En este esquema, los individuos son fácilmente reemplazables, por lo tanto descartables. Así, se instala la sensación de amenaza permanente.
El resultado más grave es que los más talentosos se enferman o se van y quedan los más rígidos, los que tienen más “aguante” y menos imaginación.
Al contrario, cuando se aprende a gerenciar la diversidad y se tolera cierto desorden típico de la complejidad, la organización no solo crece y se expande sino que se mantiene viva y joven. Los talentos se quedan, porque son valorados y protegidos.
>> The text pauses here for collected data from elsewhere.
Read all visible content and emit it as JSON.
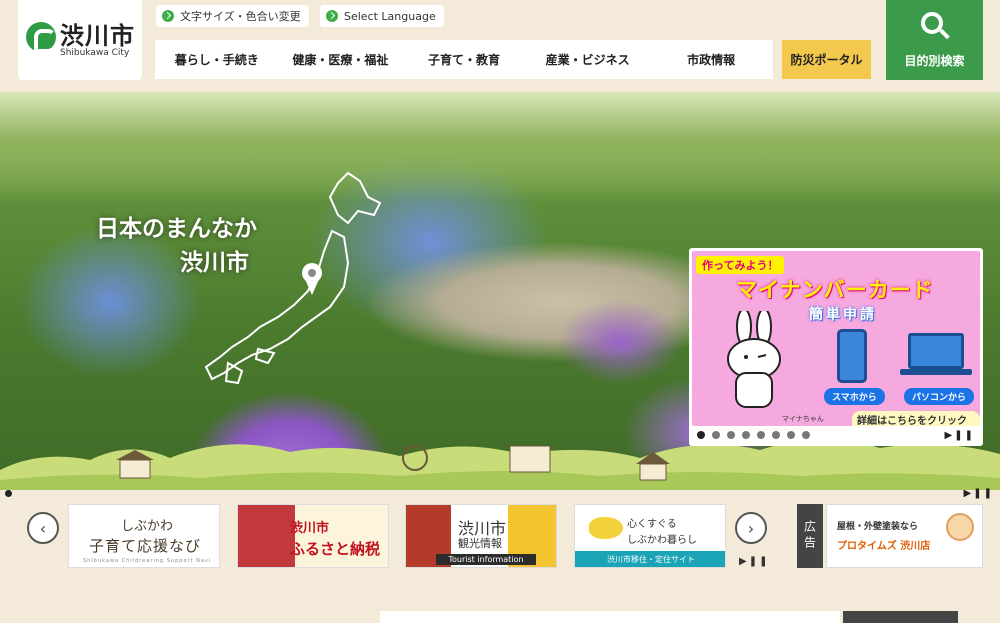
{
  "header": {
    "logo_ja": "渋川市",
    "logo_en": "Shibukawa City",
    "util_font": "文字サイズ・色合い変更",
    "util_language": "Select Language",
    "nav": [
      "暮らし・手続き",
      "健康・医療・福祉",
      "子育て・教育",
      "産業・ビジネス",
      "市政情報"
    ],
    "disaster_portal": "防災ポータル",
    "search_label": "目的別検索"
  },
  "hero": {
    "tagline_1": "日本のまんなか",
    "tagline_2": "渋川市"
  },
  "slide": {
    "tag": "作ってみよう！",
    "title": "マイナンバーカード",
    "subtitle": "簡単申請",
    "phone_label": "スマホから",
    "pc_label": "パソコンから",
    "character": "マイナちゃん",
    "detail": "詳細はこちらをクリック⇒",
    "dot_count": 8,
    "control": "▶❚❚"
  },
  "strip": {
    "control": "▶❚❚",
    "prev": "‹",
    "next": "›",
    "banner1": {
      "t1": "しぶかわ",
      "t2": "子育て応援なび",
      "t3": "Shibukawa Childrearing Support Navi"
    },
    "banner2": {
      "t1": "渋川市",
      "t2": "ふるさと納税"
    },
    "banner3": {
      "t1": "渋川市",
      "t2": "観光情報",
      "t3": "Tourist information"
    },
    "banner4": {
      "t1": "心くすぐる",
      "t2": "しぶかわ暮らし",
      "t3": "渋川市移住・定住サイト"
    },
    "pause": "▶❚❚",
    "ad_label": "広告",
    "ad": {
      "t1": "屋根・外壁塗装なら",
      "t2": "プロタイムズ 渋川店"
    }
  },
  "colors": {
    "green": "#3c9a4b",
    "yellow": "#f2c94c",
    "beige": "#f3ead9",
    "banner_pink": "#f6a9df"
  }
}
Cambiar de modelo es comenzar a reconocer como valores el tiempo libre, los horarios flexibles, la posibilidad de desarrollar actividades más lúdicas, de establecer contactos humanos más ricos y profundos, de dedicar tiempo a la imaginación.
El ataque a la calidad de vida implica un elevado presupuesto en salud a las organizaciones, y la pérdida de la salud mental tiene un elevado costo en errores de criterio y malas decisiones tomadas en estados alterados y con visión lineal.
Algunas empresas norteamericanas ya han empezado a inquietarse por el tema de los workaholics, los “adictos al trabajo”. Ya no premian la dedicación, sino que obligan a su gente a tomarse los descansos y vacaciones que les corresponden. Han comprobado que así mejora la productividad, bajan los costos laborales y mantienen un buen clima de trabajo.
La American Management Association, una compañía especializada en mejorar la eficiencia de otras empresas, reduce las calificaciones de sus empleados si violan sus tiempos libres. ¿Por qué? Porque así estarían demostrando que no son eficientes.